A police search in San Marcos, Texas made headlines this past month after two individuals accused officers of breaking into their private property.

San Marcos police, stating the owners gave consent, searched an airplane hangar under suspicion that one of the owners, Edward Romano, was dealing drugs. Owners Romano, a retired police officer, and Charles Soechting, a defense attorney, insist they did not give police permission to search their property housing confidential work files.

A federal suit has now been filed over the San Marcos dispute, but this case could have likely been resolved if police were required to do one task: have the property owners voluntarily sign a search consent form.

Written consent forms benefit all parties involved. For police, the forms provide procedural guidance as well as valuable evidence. When a written contract rather than a verbal agreement takes place, offenders who agree to a search, then deny having previously given consent once they have been caught, cannot wrongly accuse officers of unlawful searches.

For citizens, consent forms remind people of their constitutional right not to grant consent for search unless they otherwise desire to agree.

In 2005, a Texas bill requiring written consent without a warrant passed Texas Legislature but failed to obtain the governor’s signature. Nonetheless, independent police departments nationwide have introduced new procedures to protect their officers and the rights of citizens.

At a City Council Public Safety Committee meeting in 2013, Dallas Police Chief David Brown announced that DPD officers would be required to issue forms for consensual searches without warrants. Austin’s police department also made a similar policy change in 2012.

When Police Chief Art Acevedo announced Austin’s plan to implement the new policy, he stated he hoped written consent would assist police in “building stronger criminal cases because it helps eliminate vagueness over whether someone consented.” Consent forms especially reduce vagueness associated with language barriers, offering officers an effective mean to communicate with non-native speakers.
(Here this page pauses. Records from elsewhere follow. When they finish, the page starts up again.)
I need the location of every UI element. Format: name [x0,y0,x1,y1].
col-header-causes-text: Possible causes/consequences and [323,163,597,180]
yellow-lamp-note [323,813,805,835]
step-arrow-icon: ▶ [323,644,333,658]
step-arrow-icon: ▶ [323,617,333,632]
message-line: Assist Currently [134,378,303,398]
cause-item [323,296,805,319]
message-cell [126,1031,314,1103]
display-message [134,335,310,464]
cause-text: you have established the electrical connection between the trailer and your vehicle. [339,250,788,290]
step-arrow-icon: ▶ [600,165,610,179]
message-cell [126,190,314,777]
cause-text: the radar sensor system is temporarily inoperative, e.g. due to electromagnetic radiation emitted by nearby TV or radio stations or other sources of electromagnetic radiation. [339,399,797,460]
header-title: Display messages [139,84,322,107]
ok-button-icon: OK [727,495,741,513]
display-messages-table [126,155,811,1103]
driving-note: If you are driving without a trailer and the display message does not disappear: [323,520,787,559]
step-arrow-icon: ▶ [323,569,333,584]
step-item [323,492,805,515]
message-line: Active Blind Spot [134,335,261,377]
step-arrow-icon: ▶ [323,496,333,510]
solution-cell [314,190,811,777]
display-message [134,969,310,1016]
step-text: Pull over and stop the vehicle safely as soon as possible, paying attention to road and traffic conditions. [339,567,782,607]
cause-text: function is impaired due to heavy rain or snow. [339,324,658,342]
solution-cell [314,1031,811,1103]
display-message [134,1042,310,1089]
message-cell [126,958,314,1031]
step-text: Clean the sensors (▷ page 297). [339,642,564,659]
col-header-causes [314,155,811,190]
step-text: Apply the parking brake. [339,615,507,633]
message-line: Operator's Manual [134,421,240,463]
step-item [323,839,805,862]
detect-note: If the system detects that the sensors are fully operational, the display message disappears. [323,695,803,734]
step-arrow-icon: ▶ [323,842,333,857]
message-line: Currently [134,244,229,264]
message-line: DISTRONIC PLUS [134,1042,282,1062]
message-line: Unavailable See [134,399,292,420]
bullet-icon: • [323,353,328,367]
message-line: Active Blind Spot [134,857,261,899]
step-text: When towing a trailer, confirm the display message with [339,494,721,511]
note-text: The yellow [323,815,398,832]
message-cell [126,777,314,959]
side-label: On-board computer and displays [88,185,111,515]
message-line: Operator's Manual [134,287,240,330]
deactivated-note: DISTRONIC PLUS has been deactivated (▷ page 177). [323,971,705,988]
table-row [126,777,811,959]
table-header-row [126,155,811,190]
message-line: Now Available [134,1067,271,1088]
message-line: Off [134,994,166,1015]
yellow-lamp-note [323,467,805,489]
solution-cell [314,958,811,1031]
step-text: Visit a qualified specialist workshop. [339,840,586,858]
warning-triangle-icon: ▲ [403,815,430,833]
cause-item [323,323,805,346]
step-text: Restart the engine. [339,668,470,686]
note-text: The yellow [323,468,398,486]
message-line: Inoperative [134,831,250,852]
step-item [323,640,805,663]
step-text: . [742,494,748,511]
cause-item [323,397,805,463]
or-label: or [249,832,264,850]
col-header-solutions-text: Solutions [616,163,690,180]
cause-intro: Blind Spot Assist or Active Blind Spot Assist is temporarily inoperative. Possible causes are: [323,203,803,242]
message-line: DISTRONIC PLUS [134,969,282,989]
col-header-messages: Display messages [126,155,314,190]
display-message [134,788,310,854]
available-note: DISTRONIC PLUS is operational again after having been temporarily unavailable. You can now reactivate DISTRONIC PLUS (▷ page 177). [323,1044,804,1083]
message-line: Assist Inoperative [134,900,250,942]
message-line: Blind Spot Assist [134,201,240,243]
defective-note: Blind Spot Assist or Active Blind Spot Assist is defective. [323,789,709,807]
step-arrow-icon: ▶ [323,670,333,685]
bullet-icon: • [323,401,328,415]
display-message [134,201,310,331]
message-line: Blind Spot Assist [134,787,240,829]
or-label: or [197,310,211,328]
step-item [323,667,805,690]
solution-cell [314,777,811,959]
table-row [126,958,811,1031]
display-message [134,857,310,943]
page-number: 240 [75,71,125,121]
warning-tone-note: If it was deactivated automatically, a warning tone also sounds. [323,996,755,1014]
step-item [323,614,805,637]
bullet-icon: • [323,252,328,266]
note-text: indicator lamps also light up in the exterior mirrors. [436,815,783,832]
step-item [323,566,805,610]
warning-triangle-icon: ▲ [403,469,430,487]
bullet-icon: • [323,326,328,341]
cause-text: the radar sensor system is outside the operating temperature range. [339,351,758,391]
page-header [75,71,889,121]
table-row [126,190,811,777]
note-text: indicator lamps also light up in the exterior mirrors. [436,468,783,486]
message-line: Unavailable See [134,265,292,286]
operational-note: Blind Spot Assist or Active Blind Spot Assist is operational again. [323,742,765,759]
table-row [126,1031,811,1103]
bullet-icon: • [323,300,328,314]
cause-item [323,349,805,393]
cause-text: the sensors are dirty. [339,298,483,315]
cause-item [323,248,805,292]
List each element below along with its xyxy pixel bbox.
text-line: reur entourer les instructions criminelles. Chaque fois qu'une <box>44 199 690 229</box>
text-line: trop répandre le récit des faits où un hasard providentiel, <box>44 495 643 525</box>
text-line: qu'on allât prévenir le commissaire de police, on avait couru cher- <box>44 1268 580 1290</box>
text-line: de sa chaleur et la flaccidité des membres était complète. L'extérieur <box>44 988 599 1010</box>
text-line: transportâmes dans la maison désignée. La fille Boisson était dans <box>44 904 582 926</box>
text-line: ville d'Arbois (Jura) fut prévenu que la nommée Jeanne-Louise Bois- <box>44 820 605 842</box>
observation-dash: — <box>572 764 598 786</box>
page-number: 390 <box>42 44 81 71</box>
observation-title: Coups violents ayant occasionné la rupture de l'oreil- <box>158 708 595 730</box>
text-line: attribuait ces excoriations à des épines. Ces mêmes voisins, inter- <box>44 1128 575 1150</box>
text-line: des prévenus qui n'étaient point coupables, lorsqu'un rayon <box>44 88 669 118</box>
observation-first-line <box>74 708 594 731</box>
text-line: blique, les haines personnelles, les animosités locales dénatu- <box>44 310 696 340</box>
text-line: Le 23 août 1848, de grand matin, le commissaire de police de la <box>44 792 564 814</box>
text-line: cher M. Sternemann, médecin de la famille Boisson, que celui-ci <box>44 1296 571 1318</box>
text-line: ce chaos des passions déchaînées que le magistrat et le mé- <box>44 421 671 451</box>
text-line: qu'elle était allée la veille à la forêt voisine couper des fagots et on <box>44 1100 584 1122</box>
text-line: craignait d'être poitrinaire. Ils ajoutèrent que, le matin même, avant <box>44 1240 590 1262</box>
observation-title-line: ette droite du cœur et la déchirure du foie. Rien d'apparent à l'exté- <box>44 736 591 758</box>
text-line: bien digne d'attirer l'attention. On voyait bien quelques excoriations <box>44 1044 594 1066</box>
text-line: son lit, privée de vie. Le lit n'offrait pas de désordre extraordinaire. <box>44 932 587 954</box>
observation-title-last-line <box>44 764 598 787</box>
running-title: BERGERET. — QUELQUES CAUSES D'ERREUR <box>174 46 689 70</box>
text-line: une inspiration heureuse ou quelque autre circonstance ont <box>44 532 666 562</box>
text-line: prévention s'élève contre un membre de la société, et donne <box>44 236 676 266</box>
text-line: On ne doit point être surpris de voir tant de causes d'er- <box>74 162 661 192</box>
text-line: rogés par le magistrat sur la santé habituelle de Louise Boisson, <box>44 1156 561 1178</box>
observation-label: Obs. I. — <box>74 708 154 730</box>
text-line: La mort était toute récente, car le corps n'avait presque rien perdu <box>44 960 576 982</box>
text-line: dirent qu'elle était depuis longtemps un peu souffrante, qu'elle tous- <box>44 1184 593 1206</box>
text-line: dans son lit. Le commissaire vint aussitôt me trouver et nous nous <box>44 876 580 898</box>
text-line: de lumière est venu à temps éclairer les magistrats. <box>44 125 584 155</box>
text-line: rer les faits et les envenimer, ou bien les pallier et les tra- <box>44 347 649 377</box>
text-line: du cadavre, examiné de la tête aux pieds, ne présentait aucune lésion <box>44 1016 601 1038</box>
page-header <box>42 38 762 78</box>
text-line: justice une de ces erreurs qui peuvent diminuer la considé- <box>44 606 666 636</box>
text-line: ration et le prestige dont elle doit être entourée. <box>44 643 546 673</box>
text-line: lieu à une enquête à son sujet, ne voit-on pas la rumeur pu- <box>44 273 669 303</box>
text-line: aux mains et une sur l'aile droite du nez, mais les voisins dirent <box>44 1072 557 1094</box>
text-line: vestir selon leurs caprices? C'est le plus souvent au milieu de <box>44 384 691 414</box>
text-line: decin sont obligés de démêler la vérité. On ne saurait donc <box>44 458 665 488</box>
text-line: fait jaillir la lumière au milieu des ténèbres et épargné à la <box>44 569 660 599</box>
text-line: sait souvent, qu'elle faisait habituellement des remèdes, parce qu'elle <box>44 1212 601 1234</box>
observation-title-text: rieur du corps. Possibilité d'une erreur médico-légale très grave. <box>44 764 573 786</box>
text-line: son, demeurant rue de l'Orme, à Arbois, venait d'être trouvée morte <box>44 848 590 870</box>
Outside the Lone Star State, written consent forms have already proven to make a difference. In Kalamazoo, Michigan, the city’s crime rate dropped 7 percent amid a 42 percent reduction in traffic stops. Traffic searches in Fayetteville, North Carolina also dropped 60 percent after the implementation of a written consent policy.

In the San Marcos case, voluntary written consent forms would have not only protected police and Romano and Soechting’s Fourth Amendment rights, but would have also provided clarity for the court.

Written consent forms allow prosecutors and defense attorneys to present evidence judges and juries need to render fair rulings, and cases deserving the courts’ attention are not prematurely dismissed due to thrown out evidence obtained through unlawful means.

When people go out to eat at a restaurant, a waiter or a waitress provides customers with a copy of their receipts to verify the purchases. If a customer agrees with the amount billed, he or she will sign the bottom of the receipt—verifying that the customer and restaurant are in agreement. Both parties then leave the exchange with a copy of the receipt for their financial records.

How is it that Texans sign a paper and obtain documentation of an agreement when purchasing a burger, but written consent in not required statewide to search private property without a warrant?

The famous Irish play writer and Nobel Prize winner George Bernard Shaw got it right when he said, “The biggest problem with communication is the illusion that it has been accomplished.” The amount of communication accomplished between officers and citizens is under attack every day. Written consent forms provide the clarity and protection so many Texans deserve. 

Savannah Hostetter is an intern with the Center for Effective Justice at the Texas Public Policy Foundation.

Greg Glod is a policy analyst with the Center for Effective Justice at the Texas Public Policy Foundation.